Unique molecular architecture of silk fibroin in the waxmoth, Galleria mellonella.

Proteins of silk fibers are characterized by reiterations of amino acid repeats. Physical properties of the fiber are determined by the amino acid composition, the complexity of repetitive units, and arrangement of these units into higher order arrays. Except for very short motifs of 6-10 residues, the length of repetitive units and the number of these units concatenated in higher order assemblies vary in all spider and lepidopteran silks analyzed so far. This paper describes an exceptional silk protein represented by the 500-kDa heavy chain fibroin (H-fibroin) of the waxmoth, Galleria mellonella. Its non-repetitive N-terminal (175 residues) and C-terminal (60 residues) parts, the overall gene organization, and the nucleotide sequence around the TATA box show that it is homologous to the H-fibroins of other Lepidoptera. However, over 95% of the protein consists of highly ordered repetitive structures that are unmatched in other species. The repetitive region includes 11 assemblies AB(1)AB(1)AB(1)AB(2)(AB(2))AB(2) of remarkably conserved polypeptide repeats A (63 amino acid residues), B(1) (43 residues), and B(2) (18 residues). The repeats contain a high proportion of Gly (31.6%), Ala (23.8%), Ser (18.1%), and of residues with long hydrophobic side chains (16% for Leu, Ile, and Val combined). The presence of the GLGGLG and SSAASAA(AA) motifs suggests formation of pleated beta-sheets and their stacking into crystallites.

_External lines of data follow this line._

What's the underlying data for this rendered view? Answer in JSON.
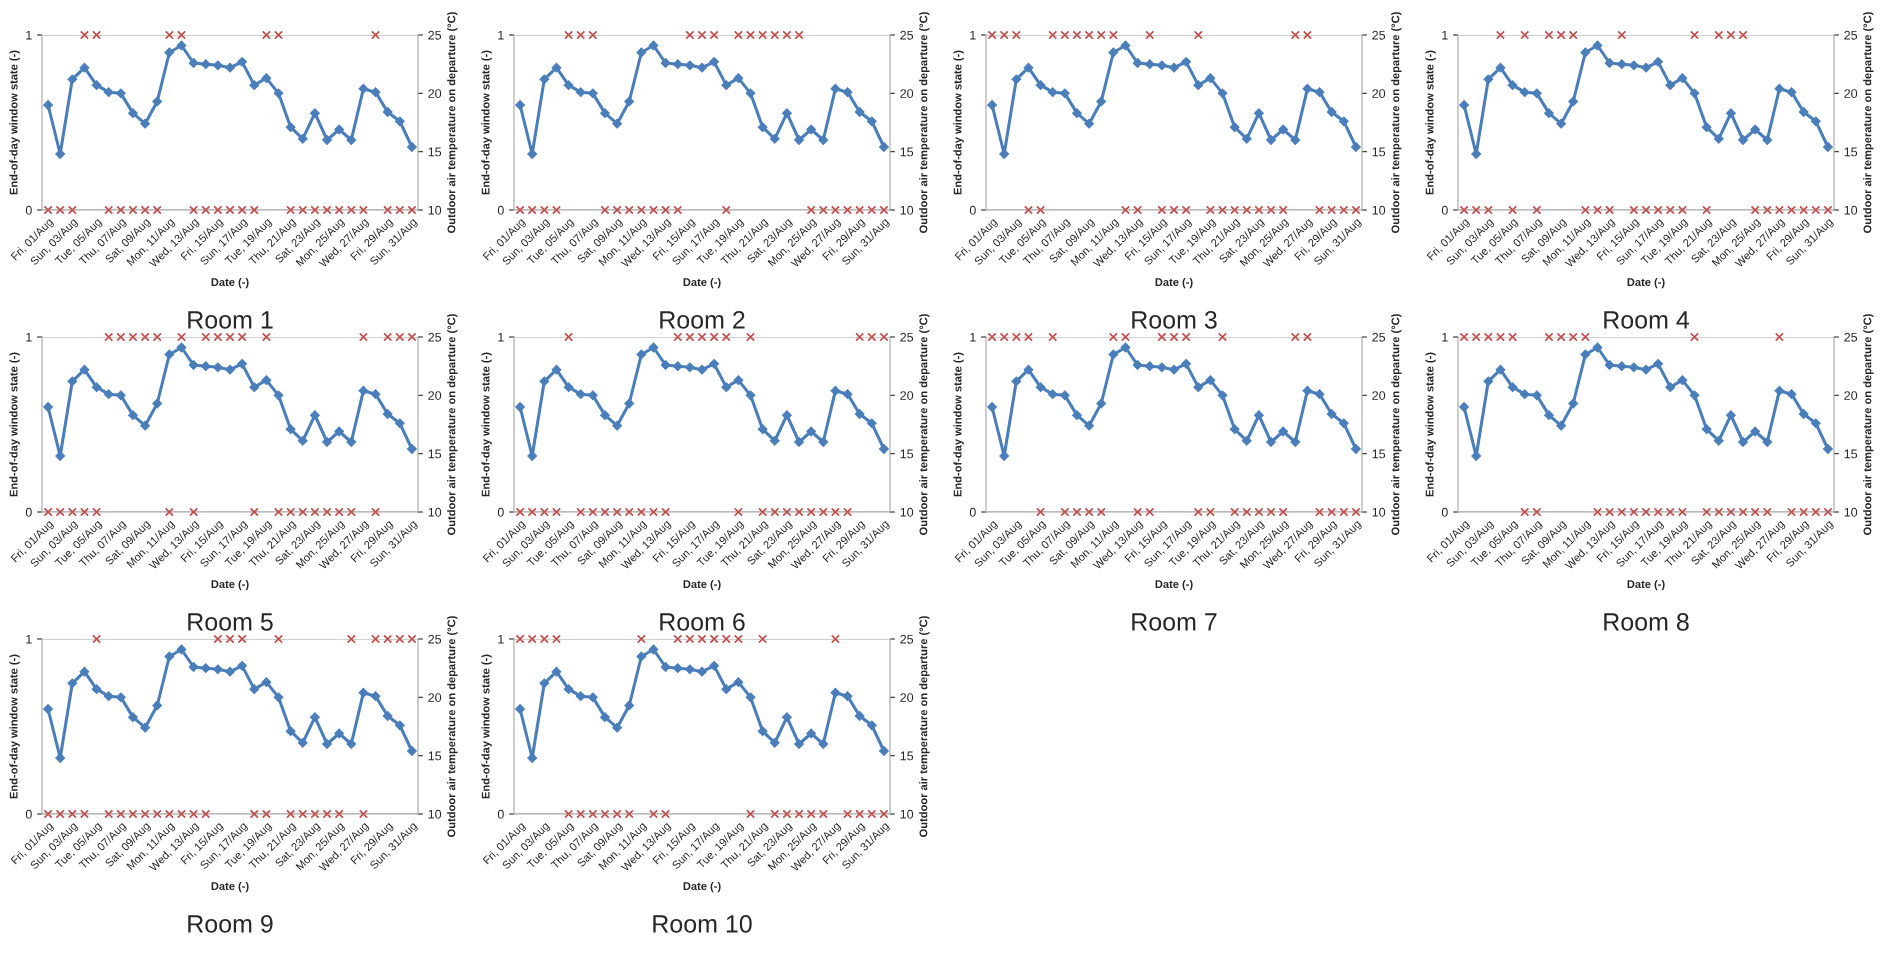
{
  "chart_data": [
    {
      "type": "line",
      "title": "Room 1",
      "xlabel": "Date (-)",
      "ylabel": "End-of-day window state (-)",
      "y2label": "Outdoor air temperature on departure (°C)",
      "categories": [
        "Fri, 01/Aug",
        null,
        "Sun, 03/Aug",
        null,
        "Tue, 05/Aug",
        null,
        "Thu, 07/Aug",
        null,
        "Sat, 09/Aug",
        null,
        "Mon, 11/Aug",
        null,
        "Wed, 13/Aug",
        null,
        "Fri, 15/Aug",
        null,
        "Sun, 17/Aug",
        null,
        "Tue, 19/Aug",
        null,
        "Thu, 21/Aug",
        null,
        "Sat, 23/Aug",
        null,
        "Mon, 25/Aug",
        null,
        "Wed, 27/Aug",
        null,
        "Fri, 29/Aug",
        null,
        "Sun, 31/Aug"
      ],
      "ylim": [
        0,
        1
      ],
      "yticks": [
        0,
        1
      ],
      "y2lim": [
        10,
        25
      ],
      "y2ticks": [
        10,
        15,
        20,
        25
      ],
      "grid": "y",
      "series": [
        {
          "type": "scatter",
          "color": "#c0504d",
          "marker": "cross",
          "values": [
            0,
            0,
            0,
            1,
            1,
            0,
            0,
            0,
            0,
            0,
            1,
            1,
            0,
            0,
            0,
            0,
            0,
            0,
            1,
            1,
            0,
            0,
            0,
            0,
            0,
            0,
            0,
            1,
            0,
            0,
            0
          ]
        },
        {
          "axis": "y2",
          "color": "#4a7ebb",
          "marker": "diamond",
          "values": [
            19.0,
            14.8,
            21.2,
            22.2,
            20.7,
            20.1,
            20.0,
            18.3,
            17.4,
            19.3,
            23.5,
            24.1,
            22.6,
            22.5,
            22.4,
            22.2,
            22.7,
            20.7,
            21.3,
            20.0,
            17.1,
            16.1,
            18.3,
            16.0,
            16.9,
            16.0,
            20.4,
            20.1,
            18.4,
            17.6,
            15.4
          ]
        }
      ]
    },
    {
      "type": "line",
      "title": "Room 2",
      "xlabel": "Date (-)",
      "ylabel": "End-of-day window state (-)",
      "y2label": "Outdoor air temperature on departure (°C)",
      "categories": [
        "Fri, 01/Aug",
        null,
        "Sun, 03/Aug",
        null,
        "Tue, 05/Aug",
        null,
        "Thu, 07/Aug",
        null,
        "Sat, 09/Aug",
        null,
        "Mon, 11/Aug",
        null,
        "Wed, 13/Aug",
        null,
        "Fri, 15/Aug",
        null,
        "Sun, 17/Aug",
        null,
        "Tue, 19/Aug",
        null,
        "Thu, 21/Aug",
        null,
        "Sat, 23/Aug",
        null,
        "Mon, 25/Aug",
        null,
        "Wed, 27/Aug",
        null,
        "Fri, 29/Aug",
        null,
        "Sun, 31/Aug"
      ],
      "ylim": [
        0,
        1
      ],
      "yticks": [
        0,
        1
      ],
      "y2lim": [
        10,
        25
      ],
      "y2ticks": [
        10,
        15,
        20,
        25
      ],
      "grid": "y",
      "series": [
        {
          "type": "scatter",
          "color": "#c0504d",
          "marker": "cross",
          "values": [
            0,
            0,
            0,
            0,
            1,
            1,
            1,
            0,
            0,
            0,
            0,
            0,
            0,
            0,
            1,
            1,
            1,
            0,
            1,
            1,
            1,
            1,
            1,
            1,
            0,
            0,
            0,
            0,
            0,
            0,
            0
          ]
        },
        {
          "axis": "y2",
          "color": "#4a7ebb",
          "marker": "diamond",
          "values": [
            19.0,
            14.8,
            21.2,
            22.2,
            20.7,
            20.1,
            20.0,
            18.3,
            17.4,
            19.3,
            23.5,
            24.1,
            22.6,
            22.5,
            22.4,
            22.2,
            22.7,
            20.7,
            21.3,
            20.0,
            17.1,
            16.1,
            18.3,
            16.0,
            16.9,
            16.0,
            20.4,
            20.1,
            18.4,
            17.6,
            15.4
          ]
        }
      ]
    },
    {
      "type": "line",
      "title": "Room 3",
      "xlabel": "Date (-)",
      "ylabel": "End-of-day window state (-)",
      "y2label": "Outdoor air temperature on departure (°C)",
      "categories": [
        "Fri, 01/Aug",
        null,
        "Sun, 03/Aug",
        null,
        "Tue, 05/Aug",
        null,
        "Thu, 07/Aug",
        null,
        "Sat, 09/Aug",
        null,
        "Mon, 11/Aug",
        null,
        "Wed, 13/Aug",
        null,
        "Fri, 15/Aug",
        null,
        "Sun, 17/Aug",
        null,
        "Tue, 19/Aug",
        null,
        "Thu, 21/Aug",
        null,
        "Sat, 23/Aug",
        null,
        "Mon, 25/Aug",
        null,
        "Wed, 27/Aug",
        null,
        "Fri, 29/Aug",
        null,
        "Sun, 31/Aug"
      ],
      "ylim": [
        0,
        1
      ],
      "yticks": [
        0,
        1
      ],
      "y2lim": [
        10,
        25
      ],
      "y2ticks": [
        10,
        15,
        20,
        25
      ],
      "grid": "y",
      "series": [
        {
          "type": "scatter",
          "color": "#c0504d",
          "marker": "cross",
          "values": [
            1,
            1,
            1,
            0,
            0,
            1,
            1,
            1,
            1,
            1,
            1,
            0,
            0,
            1,
            0,
            0,
            0,
            1,
            0,
            0,
            0,
            0,
            0,
            0,
            0,
            1,
            1,
            0,
            0,
            0,
            0
          ]
        },
        {
          "axis": "y2",
          "color": "#4a7ebb",
          "marker": "diamond",
          "values": [
            19.0,
            14.8,
            21.2,
            22.2,
            20.7,
            20.1,
            20.0,
            18.3,
            17.4,
            19.3,
            23.5,
            24.1,
            22.6,
            22.5,
            22.4,
            22.2,
            22.7,
            20.7,
            21.3,
            20.0,
            17.1,
            16.1,
            18.3,
            16.0,
            16.9,
            16.0,
            20.4,
            20.1,
            18.4,
            17.6,
            15.4
          ]
        }
      ]
    },
    {
      "type": "line",
      "title": "Room 4",
      "xlabel": "Date (-)",
      "ylabel": "End-of-day window state (-)",
      "y2label": "Outdoor air temperature on departure (°C)",
      "categories": [
        "Fri, 01/Aug",
        null,
        "Sun, 03/Aug",
        null,
        "Tue, 05/Aug",
        null,
        "Thu, 07/Aug",
        null,
        "Sat, 09/Aug",
        null,
        "Mon, 11/Aug",
        null,
        "Wed, 13/Aug",
        null,
        "Fri, 15/Aug",
        null,
        "Sun, 17/Aug",
        null,
        "Tue, 19/Aug",
        null,
        "Thu, 21/Aug",
        null,
        "Sat, 23/Aug",
        null,
        "Mon, 25/Aug",
        null,
        "Wed, 27/Aug",
        null,
        "Fri, 29/Aug",
        null,
        "Sun, 31/Aug"
      ],
      "ylim": [
        0,
        1
      ],
      "yticks": [
        0,
        1
      ],
      "y2lim": [
        10,
        25
      ],
      "y2ticks": [
        10,
        15,
        20,
        25
      ],
      "grid": "y",
      "series": [
        {
          "type": "scatter",
          "color": "#c0504d",
          "marker": "cross",
          "values": [
            0,
            0,
            0,
            1,
            0,
            1,
            0,
            1,
            1,
            1,
            0,
            0,
            0,
            1,
            0,
            0,
            0,
            0,
            0,
            1,
            0,
            1,
            1,
            1,
            0,
            0,
            0,
            0,
            0,
            0,
            0
          ]
        },
        {
          "axis": "y2",
          "color": "#4a7ebb",
          "marker": "diamond",
          "values": [
            19.0,
            14.8,
            21.2,
            22.2,
            20.7,
            20.1,
            20.0,
            18.3,
            17.4,
            19.3,
            23.5,
            24.1,
            22.6,
            22.5,
            22.4,
            22.2,
            22.7,
            20.7,
            21.3,
            20.0,
            17.1,
            16.1,
            18.3,
            16.0,
            16.9,
            16.0,
            20.4,
            20.1,
            18.4,
            17.6,
            15.4
          ]
        }
      ]
    },
    {
      "type": "line",
      "title": "Room 5",
      "xlabel": "Date (-)",
      "ylabel": "End-of-day window state (-)",
      "y2label": "Outdoor air temperature on departure (°C)",
      "categories": [
        "Fri, 01/Aug",
        null,
        "Sun, 03/Aug",
        null,
        "Tue, 05/Aug",
        null,
        "Thu, 07/Aug",
        null,
        "Sat, 09/Aug",
        null,
        "Mon, 11/Aug",
        null,
        "Wed, 13/Aug",
        null,
        "Fri, 15/Aug",
        null,
        "Sun, 17/Aug",
        null,
        "Tue, 19/Aug",
        null,
        "Thu, 21/Aug",
        null,
        "Sat, 23/Aug",
        null,
        "Mon, 25/Aug",
        null,
        "Wed, 27/Aug",
        null,
        "Fri, 29/Aug",
        null,
        "Sun, 31/Aug"
      ],
      "ylim": [
        0,
        1
      ],
      "yticks": [
        0,
        1
      ],
      "y2lim": [
        10,
        25
      ],
      "y2ticks": [
        10,
        15,
        20,
        25
      ],
      "grid": "y",
      "series": [
        {
          "type": "scatter",
          "color": "#c0504d",
          "marker": "cross",
          "values": [
            0,
            0,
            0,
            0,
            0,
            1,
            1,
            1,
            1,
            1,
            0,
            1,
            0,
            1,
            1,
            1,
            1,
            0,
            1,
            0,
            0,
            0,
            0,
            0,
            0,
            0,
            1,
            0,
            1,
            1,
            1
          ]
        },
        {
          "axis": "y2",
          "color": "#4a7ebb",
          "marker": "diamond",
          "values": [
            19.0,
            14.8,
            21.2,
            22.2,
            20.7,
            20.1,
            20.0,
            18.3,
            17.4,
            19.3,
            23.5,
            24.1,
            22.6,
            22.5,
            22.4,
            22.2,
            22.7,
            20.7,
            21.3,
            20.0,
            17.1,
            16.1,
            18.3,
            16.0,
            16.9,
            16.0,
            20.4,
            20.1,
            18.4,
            17.6,
            15.4
          ]
        }
      ]
    },
    {
      "type": "line",
      "title": "Room 6",
      "xlabel": "Date (-)",
      "ylabel": "End-of-day window state (-)",
      "y2label": "Outdoor air temperature on departure (°C)",
      "categories": [
        "Fri, 01/Aug",
        null,
        "Sun, 03/Aug",
        null,
        "Tue, 05/Aug",
        null,
        "Thu, 07/Aug",
        null,
        "Sat, 09/Aug",
        null,
        "Mon, 11/Aug",
        null,
        "Wed, 13/Aug",
        null,
        "Fri, 15/Aug",
        null,
        "Sun, 17/Aug",
        null,
        "Tue, 19/Aug",
        null,
        "Thu, 21/Aug",
        null,
        "Sat, 23/Aug",
        null,
        "Mon, 25/Aug",
        null,
        "Wed, 27/Aug",
        null,
        "Fri, 29/Aug",
        null,
        "Sun, 31/Aug"
      ],
      "ylim": [
        0,
        1
      ],
      "yticks": [
        0,
        1
      ],
      "y2lim": [
        10,
        25
      ],
      "y2ticks": [
        10,
        15,
        20,
        25
      ],
      "grid": "y",
      "series": [
        {
          "type": "scatter",
          "color": "#c0504d",
          "marker": "cross",
          "values": [
            0,
            0,
            0,
            0,
            1,
            0,
            0,
            0,
            0,
            0,
            0,
            0,
            0,
            1,
            1,
            1,
            1,
            1,
            0,
            1,
            0,
            0,
            0,
            0,
            0,
            0,
            0,
            0,
            1,
            1,
            1
          ]
        },
        {
          "axis": "y2",
          "color": "#4a7ebb",
          "marker": "diamond",
          "values": [
            19.0,
            14.8,
            21.2,
            22.2,
            20.7,
            20.1,
            20.0,
            18.3,
            17.4,
            19.3,
            23.5,
            24.1,
            22.6,
            22.5,
            22.4,
            22.2,
            22.7,
            20.7,
            21.3,
            20.0,
            17.1,
            16.1,
            18.3,
            16.0,
            16.9,
            16.0,
            20.4,
            20.1,
            18.4,
            17.6,
            15.4
          ]
        }
      ]
    },
    {
      "type": "line",
      "title": "Room 7",
      "xlabel": "Date (-)",
      "ylabel": "End-of-day window state (-)",
      "y2label": "Outdoor air temperature on departure (°C)",
      "categories": [
        "Fri, 01/Aug",
        null,
        "Sun, 03/Aug",
        null,
        "Tue, 05/Aug",
        null,
        "Thu, 07/Aug",
        null,
        "Sat, 09/Aug",
        null,
        "Mon, 11/Aug",
        null,
        "Wed, 13/Aug",
        null,
        "Fri, 15/Aug",
        null,
        "Sun, 17/Aug",
        null,
        "Tue, 19/Aug",
        null,
        "Thu, 21/Aug",
        null,
        "Sat, 23/Aug",
        null,
        "Mon, 25/Aug",
        null,
        "Wed, 27/Aug",
        null,
        "Fri, 29/Aug",
        null,
        "Sun, 31/Aug"
      ],
      "ylim": [
        0,
        1
      ],
      "yticks": [
        0,
        1
      ],
      "y2lim": [
        10,
        25
      ],
      "y2ticks": [
        10,
        15,
        20,
        25
      ],
      "grid": "y",
      "series": [
        {
          "type": "scatter",
          "color": "#c0504d",
          "marker": "cross",
          "values": [
            1,
            1,
            1,
            1,
            0,
            1,
            0,
            0,
            0,
            0,
            1,
            1,
            0,
            0,
            1,
            1,
            1,
            0,
            0,
            1,
            0,
            0,
            0,
            0,
            0,
            1,
            1,
            0,
            0,
            0,
            0
          ]
        },
        {
          "axis": "y2",
          "color": "#4a7ebb",
          "marker": "diamond",
          "values": [
            19.0,
            14.8,
            21.2,
            22.2,
            20.7,
            20.1,
            20.0,
            18.3,
            17.4,
            19.3,
            23.5,
            24.1,
            22.6,
            22.5,
            22.4,
            22.2,
            22.7,
            20.7,
            21.3,
            20.0,
            17.1,
            16.1,
            18.3,
            16.0,
            16.9,
            16.0,
            20.4,
            20.1,
            18.4,
            17.6,
            15.4
          ]
        }
      ]
    },
    {
      "type": "line",
      "title": "Room 8",
      "xlabel": "Date (-)",
      "ylabel": "End-of-day window state (-)",
      "y2label": "Outdoor air temperature on departure (°C)",
      "categories": [
        "Fri, 01/Aug",
        null,
        "Sun, 03/Aug",
        null,
        "Tue, 05/Aug",
        null,
        "Thu, 07/Aug",
        null,
        "Sat, 09/Aug",
        null,
        "Mon, 11/Aug",
        null,
        "Wed, 13/Aug",
        null,
        "Fri, 15/Aug",
        null,
        "Sun, 17/Aug",
        null,
        "Tue, 19/Aug",
        null,
        "Thu, 21/Aug",
        null,
        "Sat, 23/Aug",
        null,
        "Mon, 25/Aug",
        null,
        "Wed, 27/Aug",
        null,
        "Fri, 29/Aug",
        null,
        "Sun, 31/Aug"
      ],
      "ylim": [
        0,
        1
      ],
      "yticks": [
        0,
        1
      ],
      "y2lim": [
        10,
        25
      ],
      "y2ticks": [
        10,
        15,
        20,
        25
      ],
      "grid": "y",
      "series": [
        {
          "type": "scatter",
          "color": "#c0504d",
          "marker": "cross",
          "values": [
            1,
            1,
            1,
            1,
            1,
            0,
            0,
            1,
            1,
            1,
            1,
            0,
            0,
            0,
            0,
            0,
            0,
            0,
            0,
            1,
            0,
            0,
            0,
            0,
            0,
            0,
            1,
            0,
            0,
            0,
            0
          ]
        },
        {
          "axis": "y2",
          "color": "#4a7ebb",
          "marker": "diamond",
          "values": [
            19.0,
            14.8,
            21.2,
            22.2,
            20.7,
            20.1,
            20.0,
            18.3,
            17.4,
            19.3,
            23.5,
            24.1,
            22.6,
            22.5,
            22.4,
            22.2,
            22.7,
            20.7,
            21.3,
            20.0,
            17.1,
            16.1,
            18.3,
            16.0,
            16.9,
            16.0,
            20.4,
            20.1,
            18.4,
            17.6,
            15.4
          ]
        }
      ]
    },
    {
      "type": "line",
      "title": "Room 9",
      "xlabel": "Date (-)",
      "ylabel": "End-of-day window state (-)",
      "y2label": "Outdoor air temperature on departure (°C)",
      "categories": [
        "Fri, 01/Aug",
        null,
        "Sun, 03/Aug",
        null,
        "Tue, 05/Aug",
        null,
        "Thu, 07/Aug",
        null,
        "Sat, 09/Aug",
        null,
        "Mon, 11/Aug",
        null,
        "Wed, 13/Aug",
        null,
        "Fri, 15/Aug",
        null,
        "Sun, 17/Aug",
        null,
        "Tue, 19/Aug",
        null,
        "Thu, 21/Aug",
        null,
        "Sat, 23/Aug",
        null,
        "Mon, 25/Aug",
        null,
        "Wed, 27/Aug",
        null,
        "Fri, 29/Aug",
        null,
        "Sun, 31/Aug"
      ],
      "ylim": [
        0,
        1
      ],
      "yticks": [
        0,
        1
      ],
      "y2lim": [
        10,
        25
      ],
      "y2ticks": [
        10,
        15,
        20,
        25
      ],
      "grid": "y",
      "series": [
        {
          "type": "scatter",
          "color": "#c0504d",
          "marker": "cross",
          "values": [
            0,
            0,
            0,
            0,
            1,
            0,
            0,
            0,
            0,
            0,
            0,
            0,
            0,
            0,
            1,
            1,
            1,
            0,
            0,
            1,
            0,
            0,
            0,
            0,
            0,
            1,
            0,
            1,
            1,
            1,
            1
          ]
        },
        {
          "axis": "y2",
          "color": "#4a7ebb",
          "marker": "diamond",
          "values": [
            19.0,
            14.8,
            21.2,
            22.2,
            20.7,
            20.1,
            20.0,
            18.3,
            17.4,
            19.3,
            23.5,
            24.1,
            22.6,
            22.5,
            22.4,
            22.2,
            22.7,
            20.7,
            21.3,
            20.0,
            17.1,
            16.1,
            18.3,
            16.0,
            16.9,
            16.0,
            20.4,
            20.1,
            18.4,
            17.6,
            15.4
          ]
        }
      ]
    },
    {
      "type": "line",
      "title": "Room 10",
      "xlabel": "Date (-)",
      "ylabel": "End-of-day window state (-)",
      "y2label": "Outdoor air temperature on departure (°C)",
      "categories": [
        "Fri, 01/Aug",
        null,
        "Sun, 03/Aug",
        null,
        "Tue, 05/Aug",
        null,
        "Thu, 07/Aug",
        null,
        "Sat, 09/Aug",
        null,
        "Mon, 11/Aug",
        null,
        "Wed, 13/Aug",
        null,
        "Fri, 15/Aug",
        null,
        "Sun, 17/Aug",
        null,
        "Tue, 19/Aug",
        null,
        "Thu, 21/Aug",
        null,
        "Sat, 23/Aug",
        null,
        "Mon, 25/Aug",
        null,
        "Wed, 27/Aug",
        null,
        "Fri, 29/Aug",
        null,
        "Sun, 31/Aug"
      ],
      "ylim": [
        0,
        1
      ],
      "yticks": [
        0,
        1
      ],
      "y2lim": [
        10,
        25
      ],
      "y2ticks": [
        10,
        15,
        20,
        25
      ],
      "grid": "y",
      "series": [
        {
          "type": "scatter",
          "color": "#c0504d",
          "marker": "cross",
          "values": [
            1,
            1,
            1,
            1,
            0,
            0,
            0,
            0,
            0,
            0,
            1,
            0,
            0,
            1,
            1,
            1,
            1,
            1,
            1,
            0,
            1,
            0,
            0,
            0,
            0,
            0,
            1,
            0,
            0,
            0,
            0
          ]
        },
        {
          "axis": "y2",
          "color": "#4a7ebb",
          "marker": "diamond",
          "values": [
            19.0,
            14.8,
            21.2,
            22.2,
            20.7,
            20.1,
            20.0,
            18.3,
            17.4,
            19.3,
            23.5,
            24.1,
            22.6,
            22.5,
            22.4,
            22.2,
            22.7,
            20.7,
            21.3,
            20.0,
            17.1,
            16.1,
            18.3,
            16.0,
            16.9,
            16.0,
            20.4,
            20.1,
            18.4,
            17.6,
            15.4
          ]
        }
      ]
    }
  ]
}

Conspicuous conservation of the apolar sequence VIVI followed by DD or ED is interpreted as indicating the importance of hydrophobicity and electrostatic charge in H-fibroin cross-linking. The environment of G. mellonella larvae within bee cultures requires continuous production of silk that must be both strong and elastic. The spectacular arrangement of the repetitive H-fibroin region apparently evolved to meet these requirements.